Conclusion: we normally eat far too much, especially at dinner!
The Rajeewa Jayaweera I Knew
For a fleeting period, Air Lanka (before its change to SriLankan) lit up the Oman sky, but it was all too brief, as was the life of the initiator of this success. We commemorate the first death anniversary of Rajeewa Jayaweera and recall with pride the achievements of this dynamic individual who left a significant imprint of Sri Lanka’s landscape among those living in the gulf states.
As a journalist my association with Rajeewa spanned over a decade in the nineties. He was a “stoic and principled” administrator who was forthright and considered in his views. As Manager of the Sri Lankan airline in Oman, he delivered exceptional service not only to our community in many ways over the period of his tenure, but also to those Gulf travelers visiting our island. I was amazed at his dedication, determination and discipline; he did not waver in his search for perfection.
When Rajeewa arrived in Oman in the second half of the nineties, Sri Lanka’s National airline was in the doldrums and was considered “just another airline” competing for a share of the Gulf’s travel market catering mainly to the Lankan workforce.
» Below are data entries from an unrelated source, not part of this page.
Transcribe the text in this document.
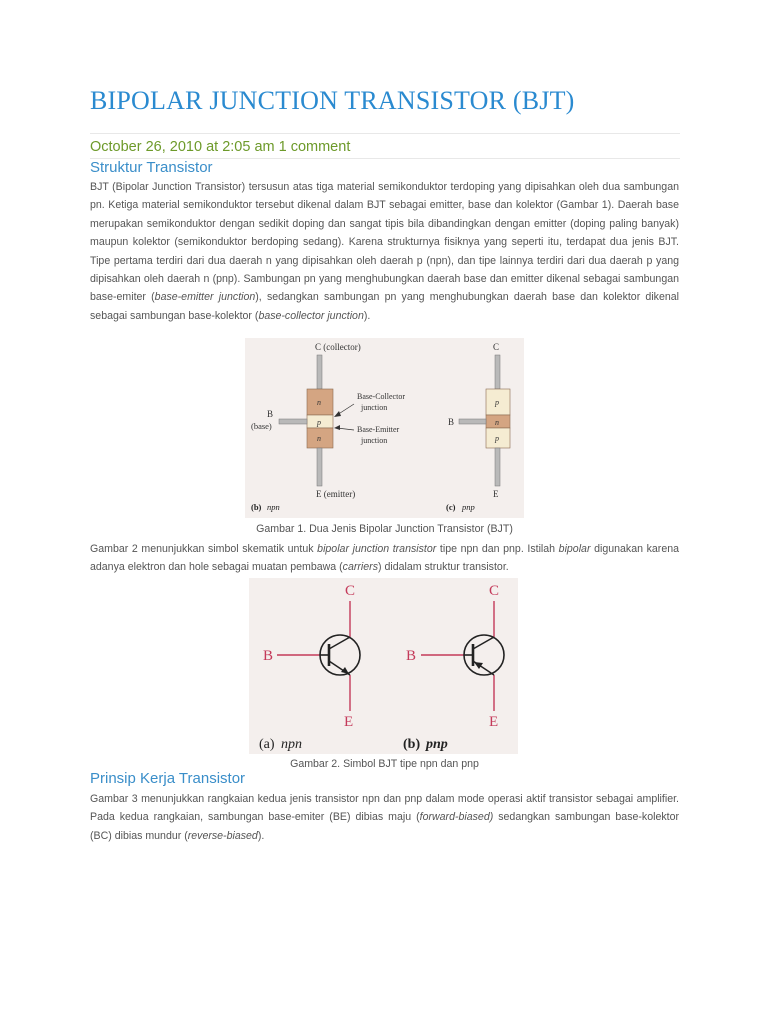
BIPOLAR JUNCTION TRANSISTOR (BJT)
October 26, 2010 at 2:05 am 1 comment
Struktur Transistor

BJT (Bipolar Junction Transistor) tersusun atas tiga material semikonduktor terdoping yang dipisahkan oleh dua sambungan pn. Ketiga material semikonduktor tersebut dikenal dalam BJT sebagai emitter, base dan kolektor (Gambar 1). Daerah base merupakan semikonduktor dengan sedikit doping dan sangat tipis bila dibandingkan dengan emitter (doping paling banyak) maupun kolektor (semikonduktor berdoping sedang). Karena strukturnya fisiknya yang seperti itu, terdapat dua jenis BJT. Tipe pertama terdiri dari dua daerah n yang dipisahkan oleh daerah p (npn), dan tipe lainnya terdiri dari dua daerah p yang dipisahkan oleh daerah n (pnp). Sambungan pn yang menghubungkan daerah base dan emitter dikenal sebagai sambungan base-emiter (base-emitter junction), sedangkan sambungan pn yang menghubungkan daerah base dan kolektor dikenal sebagai sambungan base-kolektor (base-collector junction).

C (collector)
n
p
n
B
(base)
Base-Collector
junction
Base-Emitter
junction
E (emitter)
(b) npn
C
p
n
p
B
E
(c) pnp
Gambar 1. Dua Jenis Bipolar Junction Transistor (BJT)

Gambar 2 menunjukkan simbol skematik untuk bipolar junction transistor tipe npn dan pnp. Istilah bipolar digunakan karena adanya elektron dan hole sebagai muatan pembawa (carriers) didalam struktur transistor.

C
B
E
(a) npn
C
B
E
(b) pnp
Gambar 2. Simbol BJT tipe npn dan pnp
Prinsip Kerja Transistor

Gambar 3 menunjukkan rangkaian kedua jenis transistor npn dan pnp dalam mode operasi aktif transistor sebagai amplifier. Pada kedua rangkaian, sambungan base-emiter (BE) dibias maju (forward-biased) sedangkan sambungan base-kolektor (BC) dibias mundur (reverse-biased).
Rajeewa’s vision was different, his desire was to raise the standard of the airline to be on par with the best, but he had to contend with the bureaucrats in Colombo. He faced up to the challenge. Not afraid to speak his mind and to take a firm position on issues that were
important to him and the airline, his persistence to enhance the image of the airline succeeded, commencing with the shifting of the airline’s office premises after 13 long years to a prestigious and prominent location. The airline’s logo was displayed for all to see.
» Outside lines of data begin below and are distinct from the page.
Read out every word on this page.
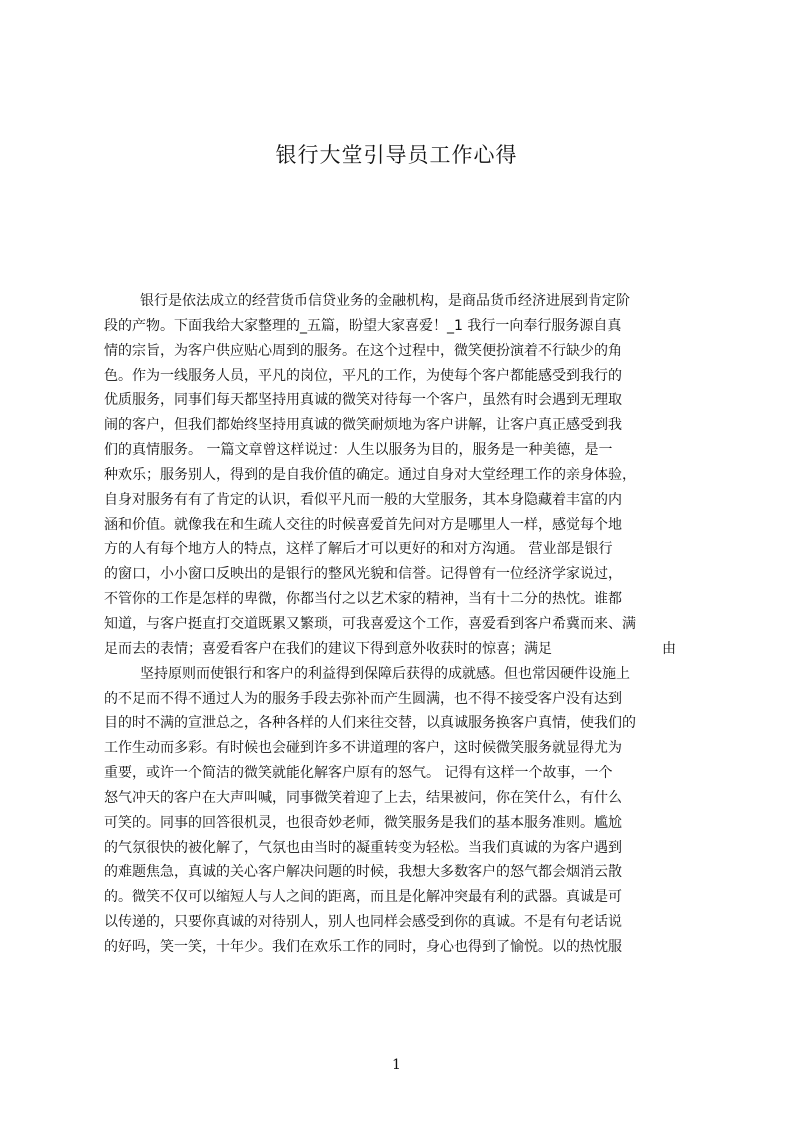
银行大堂引导员工作心得
银行是依法成立的经营货币信贷业务的金融机构，是商品货币经济进展到肯定阶
段的产物。下面我给大家整理的_五篇，盼望大家喜爱！_1 我行一向奉行服务源自真
情的宗旨，为客户供应贴心周到的服务。在这个过程中，微笑便扮演着不行缺少的角
色。作为一线服务人员，平凡的岗位，平凡的工作，为使每个客户都能感受到我行的
优质服务，同事们每天都坚持用真诚的微笑对待每一个客户，虽然有时会遇到无理取
闹的客户，但我们都始终坚持用真诚的微笑耐烦地为客户讲解，让客户真正感受到我
们的真情服务。 一篇文章曾这样说过：人生以服务为目的，服务是一种美德，是一
种欢乐；服务别人，得到的是自我价值的确定。通过自身对大堂经理工作的亲身体验，
自身对服务有有了肯定的认识，看似平凡而一般的大堂服务，其本身隐藏着丰富的内
涵和价值。就像我在和生疏人交往的时候喜爱首先问对方是哪里人一样，感觉每个地
方的人有每个地方人的特点，这样了解后才可以更好的和对方沟通。 营业部是银行
的窗口，小小窗口反映出的是银行的整风光貌和信誉。记得曾有一位经济学家说过，
不管你的工作是怎样的卑微，你都当付之以艺术家的精神，当有十二分的热忱。谁都
知道，与客户挺直打交道既累又繁琐，可我喜爱这个工作，喜爱看到客户希冀而来、满
足而去的表情；喜爱看客户在我们的建议下得到意外收获时的惊喜；满足	由
坚持原则而使银行和客户的利益得到保障后获得的成就感。但也常因硬件设施上
的不足而不得不通过人为的服务手段去弥补而产生圆满，也不得不接受客户没有达到
目的时不满的宣泄总之，各种各样的人们来往交替，以真诚服务换客户真情，使我们的
工作生动而多彩。有时候也会碰到许多不讲道理的客户，这时候微笑服务就显得尤为
重要，或许一个简洁的微笑就能化解客户原有的怒气。 记得有这样一个故事，一个
怒气冲天的客户在大声叫喊，同事微笑着迎了上去，结果被问，你在笑什么，有什么
可笑的。同事的回答很机灵，也很奇妙老师，微笑服务是我们的基本服务准则。尴尬
的气氛很快的被化解了，气氛也由当时的凝重转变为轻松。当我们真诚的为客户遇到
的难题焦急，真诚的关心客户解决问题的时候，我想大多数客户的怒气都会烟消云散
的。微笑不仅可以缩短人与人之间的距离，而且是化解冲突最有利的武器。真诚是可
以传递的，只要你真诚的对待别人，别人也同样会感受到你的真诚。不是有句老话说
的好吗，笑一笑，十年少。我们在欢乐工作的同时，身心也得到了愉悦。以的热忱服
1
This was followed by familiarisation tours to our Emerald Isle for foreign journalists and travel agents and Rajeewa accompanied them as tour guide, mesmerizing reporters with his in-depth knowledge of Sri Lanka’s history and attractions to leave them in awe. Rajeewa was a true ambassador for the country and its airline, just like his late father, Stanley Jayaweera, a career diplomat of repute. In 1997, to coincide with 50-years of Sri Lanka’s Independence, Rajeewa hosted Air Lanka’s first-ever glamorous “Top Agents Awards” ceremony at the Muscat Holiday Inn. The invitees were treated to an extravaganza of what Sri Lanka had to offer interspersed with a cultural show, traditional dancing, and authentic Sri Lankan cuisine courtesy of Jetwing’s finest chefs. Rajeewa’s positive charm instantly propelled the
airline into the limelight, winning hearts and minds of the Gulf’s expatriate community resulting in Air Lanka becoming the preferred carrier of choice for their holidays. As a disciplinarian he may not have endeared himself to many, but he stood tall with his direct and “no nonsense” approach which provided the basis for the airline’s success in the Sultanate.
After completing his term in Oman, Rajeewa was transferred to Madras and then Paris continuing his drive in these two cities to improve the image of Sri Lanka’s national airline.
In later years Rajeewa bemoaned the plight of Sri Lanka’s national airline and mismanagement. He had a fierce loyalty for the airline and represented his country with pride and would have been an ideal member to serve on the SriLankan Airlines board with his vision and experience. Unfortunately, those with vested interests thought otherwise and the island nation’s loss was Qatar Airways gain. Those who associated closely with Rajeewa will remember him as a strict disciplinarian with a strong work ethic and an abundance of skill. He was an outstanding role model for young people in particular. He was a beautiful, kind and much-loved friend. We are sad beyond words and extend our deepest condolences to Rajeewa’s family.